Association for Women in Science - Chicago
February 2010 Scientist of the Month: Katherine Knight, Ph.D.
by Michelle Merrigan
Dr. Katherine Knight is an immunologist, and recently celebrated her 20th anniversary as chair of the department of Microbiology and Immunology at the Loyola University Chicago Stritch School of Medicine. To celebrate this anniversary, alumni and colleagues returned to Loyola for a symposium to share their recollections of Dr. Knight and her role in their development as scientists. The theme was “20 Years of Doing It Together”, which is appropriate because Dr. Knight has always emphasized that science is about relationships. “Everyone is a mentor to somebody,” she says.
The mentoring relationship between faculty members and students is at the core of the department’s educational focus. As chair, Dr. Knight has put in place programs that help students recognize and develop positive mentoring relationships. For example, at the annual department retreat, new students participate in discussions about choosing a graduate advisor. She advises students to choose someone they are going to enjoy interacting with personally. She points out that everyone has different needs. “Some PI’s are more directive, and some students need more direction than others.” Ideally, a mentor should be able to respond to whatever the student requires. She suggests students choose based on the environment of the laboratory, not necessarily on the project.
Dr. Knight holds regular informal meetings to discuss any issues students choose, which can range from how to find a post-doctoral fellowship to tips on making effective PowerPoint slides for lectures. Indeed, the department has a strong focus on communication skills, which Dr. Knight feels are the most important skills to acquire outside of designing a sound experiment. All first year students participate in a special course dedicated to learning speaking and presentation skills. This gives all students a core competency on which they and their graduate advisors can build. She emphasizes always adapting your talk to your audience, and maintaining a “teaching frame of mind.”
Dr Knight has shared her philosophy of mentoring with the department on multiple occasions. Particularly, she emphasizes that a good mentor sees what the student/mentee needs, rather than his or her own needs. She admits that in the current academic climate, mentors have their own pressures to publish and be productive, and yet at the same time must allow the student time to develop his or her own scientific mind. She advises new faculty on balancing the personal motives of productivity and the care-giving motives involved in mentoring students. She insists that these motives need not be mutually exclusive. “There’s a study that shows that people who have been well-mentored, their institutions are much better off, because people stay.” Dr.
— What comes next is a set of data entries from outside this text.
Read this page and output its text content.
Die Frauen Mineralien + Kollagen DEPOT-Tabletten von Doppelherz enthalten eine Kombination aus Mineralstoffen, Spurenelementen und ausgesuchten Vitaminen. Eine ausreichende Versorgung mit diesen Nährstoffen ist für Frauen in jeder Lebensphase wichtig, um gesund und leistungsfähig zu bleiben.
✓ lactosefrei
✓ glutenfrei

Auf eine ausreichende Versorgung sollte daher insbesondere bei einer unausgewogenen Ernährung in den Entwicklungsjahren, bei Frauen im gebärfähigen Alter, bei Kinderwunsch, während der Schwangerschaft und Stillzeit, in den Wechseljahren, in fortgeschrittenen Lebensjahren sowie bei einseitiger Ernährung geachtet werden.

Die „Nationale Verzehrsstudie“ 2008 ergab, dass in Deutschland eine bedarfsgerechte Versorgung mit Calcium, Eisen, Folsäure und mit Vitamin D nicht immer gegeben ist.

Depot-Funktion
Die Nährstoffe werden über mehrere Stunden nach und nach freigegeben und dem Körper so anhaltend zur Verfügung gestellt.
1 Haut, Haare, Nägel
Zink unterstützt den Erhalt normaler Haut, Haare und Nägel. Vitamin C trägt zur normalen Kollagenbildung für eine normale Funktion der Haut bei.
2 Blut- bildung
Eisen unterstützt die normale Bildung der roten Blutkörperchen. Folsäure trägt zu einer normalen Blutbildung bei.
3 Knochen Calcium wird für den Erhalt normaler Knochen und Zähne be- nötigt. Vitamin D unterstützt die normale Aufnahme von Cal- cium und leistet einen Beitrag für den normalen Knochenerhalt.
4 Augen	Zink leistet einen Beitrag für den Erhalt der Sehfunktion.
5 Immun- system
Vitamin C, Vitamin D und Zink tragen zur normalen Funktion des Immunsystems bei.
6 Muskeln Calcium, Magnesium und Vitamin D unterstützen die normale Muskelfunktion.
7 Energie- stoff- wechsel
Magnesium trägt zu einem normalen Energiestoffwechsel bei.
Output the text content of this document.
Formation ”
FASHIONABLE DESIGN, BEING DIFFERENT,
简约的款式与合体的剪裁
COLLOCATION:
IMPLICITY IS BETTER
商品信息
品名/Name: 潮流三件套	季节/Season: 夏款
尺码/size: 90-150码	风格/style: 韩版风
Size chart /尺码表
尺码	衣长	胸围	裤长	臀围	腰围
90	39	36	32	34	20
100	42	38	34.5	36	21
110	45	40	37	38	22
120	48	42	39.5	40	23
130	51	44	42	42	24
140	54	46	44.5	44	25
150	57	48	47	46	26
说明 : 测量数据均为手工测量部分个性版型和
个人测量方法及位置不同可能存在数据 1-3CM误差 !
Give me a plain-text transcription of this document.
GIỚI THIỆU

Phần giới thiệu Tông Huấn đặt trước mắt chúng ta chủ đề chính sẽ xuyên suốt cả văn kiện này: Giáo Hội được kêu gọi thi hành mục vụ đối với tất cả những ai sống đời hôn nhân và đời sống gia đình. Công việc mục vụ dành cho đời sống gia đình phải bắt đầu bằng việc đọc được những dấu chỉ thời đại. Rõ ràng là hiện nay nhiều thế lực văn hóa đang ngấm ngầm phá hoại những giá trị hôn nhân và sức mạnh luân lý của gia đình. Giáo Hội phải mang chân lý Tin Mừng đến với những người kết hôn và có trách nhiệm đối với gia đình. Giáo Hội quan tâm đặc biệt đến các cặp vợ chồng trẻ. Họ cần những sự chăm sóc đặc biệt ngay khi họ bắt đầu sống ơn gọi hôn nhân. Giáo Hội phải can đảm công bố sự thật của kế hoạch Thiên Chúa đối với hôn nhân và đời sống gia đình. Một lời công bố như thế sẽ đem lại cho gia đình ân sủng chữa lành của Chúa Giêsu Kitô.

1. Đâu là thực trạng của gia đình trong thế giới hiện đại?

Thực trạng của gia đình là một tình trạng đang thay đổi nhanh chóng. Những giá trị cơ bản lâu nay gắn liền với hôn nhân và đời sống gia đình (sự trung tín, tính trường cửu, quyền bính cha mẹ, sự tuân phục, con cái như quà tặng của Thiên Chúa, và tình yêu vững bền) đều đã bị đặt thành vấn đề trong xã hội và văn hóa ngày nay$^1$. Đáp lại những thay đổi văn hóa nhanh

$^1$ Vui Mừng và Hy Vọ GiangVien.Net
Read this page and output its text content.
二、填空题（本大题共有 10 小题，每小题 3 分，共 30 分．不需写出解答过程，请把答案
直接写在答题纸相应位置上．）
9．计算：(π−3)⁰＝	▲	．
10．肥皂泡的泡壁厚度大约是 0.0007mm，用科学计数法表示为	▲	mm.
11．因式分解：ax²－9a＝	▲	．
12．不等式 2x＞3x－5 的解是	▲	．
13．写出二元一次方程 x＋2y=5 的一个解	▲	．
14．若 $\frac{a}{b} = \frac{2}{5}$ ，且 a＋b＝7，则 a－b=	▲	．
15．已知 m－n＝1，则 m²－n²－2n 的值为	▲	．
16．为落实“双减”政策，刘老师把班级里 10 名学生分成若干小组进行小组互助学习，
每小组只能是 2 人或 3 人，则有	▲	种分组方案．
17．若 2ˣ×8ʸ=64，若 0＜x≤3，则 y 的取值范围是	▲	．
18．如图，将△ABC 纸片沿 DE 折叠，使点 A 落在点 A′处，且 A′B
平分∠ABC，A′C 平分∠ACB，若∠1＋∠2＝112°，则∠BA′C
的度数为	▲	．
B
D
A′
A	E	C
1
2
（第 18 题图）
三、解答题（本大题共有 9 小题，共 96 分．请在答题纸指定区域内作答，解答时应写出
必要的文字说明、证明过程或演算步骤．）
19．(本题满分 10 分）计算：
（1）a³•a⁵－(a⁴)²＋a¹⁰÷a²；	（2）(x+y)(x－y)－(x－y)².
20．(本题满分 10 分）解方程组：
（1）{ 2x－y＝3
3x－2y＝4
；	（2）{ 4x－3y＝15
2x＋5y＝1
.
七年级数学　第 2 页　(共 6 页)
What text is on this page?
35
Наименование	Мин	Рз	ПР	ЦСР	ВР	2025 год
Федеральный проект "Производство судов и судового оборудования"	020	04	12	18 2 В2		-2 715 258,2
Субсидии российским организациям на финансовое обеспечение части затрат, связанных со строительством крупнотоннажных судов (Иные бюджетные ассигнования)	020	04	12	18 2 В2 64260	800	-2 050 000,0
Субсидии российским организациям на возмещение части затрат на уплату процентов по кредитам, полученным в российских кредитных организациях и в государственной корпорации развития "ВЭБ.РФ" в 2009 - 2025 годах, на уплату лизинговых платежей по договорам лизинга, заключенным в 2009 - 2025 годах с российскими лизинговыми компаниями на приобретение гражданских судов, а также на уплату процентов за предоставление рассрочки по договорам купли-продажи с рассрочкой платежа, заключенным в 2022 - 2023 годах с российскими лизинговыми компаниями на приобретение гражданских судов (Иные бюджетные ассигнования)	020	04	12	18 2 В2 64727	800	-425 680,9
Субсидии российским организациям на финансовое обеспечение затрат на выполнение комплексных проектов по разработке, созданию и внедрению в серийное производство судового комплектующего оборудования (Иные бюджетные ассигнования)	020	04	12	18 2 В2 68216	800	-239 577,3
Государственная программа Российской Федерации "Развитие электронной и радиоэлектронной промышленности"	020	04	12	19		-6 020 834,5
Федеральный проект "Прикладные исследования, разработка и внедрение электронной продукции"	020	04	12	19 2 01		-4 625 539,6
Knight also prepares senior students for the transition to being mentors themselves, saying “If you’ve been treated well, you will treat people well subsequently.”
She recently gave a lecture on mentoring at the annual meeting of the Association of Medical School Microbiology and Immunology Chairs, which happened to fall during National Mentoring Month, and on “Thank Your Mentor Day”, which was January 22, 2010.
To honor her guidance and mentorship, at the symposium in May 2009, colleagues, alumni and students organized to establish the Katherine L. Knight Fund for Mentoring. In keeping with her philosophy of adapting to whatever the mentee needs, this fund will be used to enhance the mentoring experience for students, whatever form that might require, such as student travel or professional development programs.